Evaluating and Reducing Hallucinations in Vision-Language Models

Paper Title:

THRONE: An Object-based Hallucination Benchmark for the Free-form Generations of Large Vision-Language Models

Published on:

8 May 2024

Primary Category:

Computer Vision and Pattern Recognition

Paper Authors:

Prannay Kaul,

Zhizhong Li,

Hao Yang,

Yonatan Dukler,

Ashwin Swaminathan,

C. J. Taylor,

Stefano Soatto

Bullets

Key Details

•

Proposes THRONE benchmark to evaluate Type I hallucinations in open-ended LVLM responses

•

Uses language models to accurately identify hallucinations without hand-crafted rules

•

Shows that reducing Type II hallucinations may not reduce Type I hallucinations

•

Demonstrates limitations of existing Type I hallucination benchmarks

•

Introduces simple and effective data augmentation to reduce both Type I and Type II hallucinations

Explore the topics in this paper

data augmentation

evaluation

hallucinations

language models

vision-language models

AI generated summary

Evaluating and Reducing Hallucinations in Vision-Language Models

The paper proposes THRONE, a new benchmark to evaluate 'Type I' hallucinations (in open-ended responses) in large vision-language models (LVLMs).
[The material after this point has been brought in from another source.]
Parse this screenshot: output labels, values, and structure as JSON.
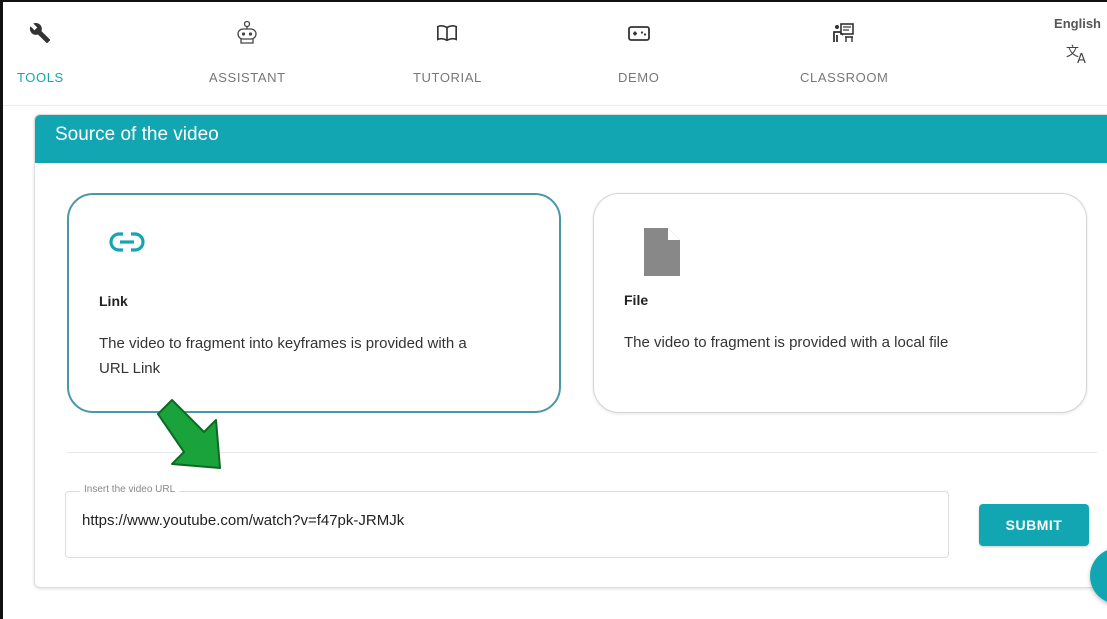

It utilizes language models to identify hallucinations and introduces metrics to quantify them. The paper demonstrates that reducing 'Type II' hallucinations (in responses to specific questions) does not reduce Type I hallucinations, and that existing methods for evaluating Type I hallucinations are limited. Finally, a simple data augmentation method is introduced that reduces both Type I and Type II hallucinations in LVLMs.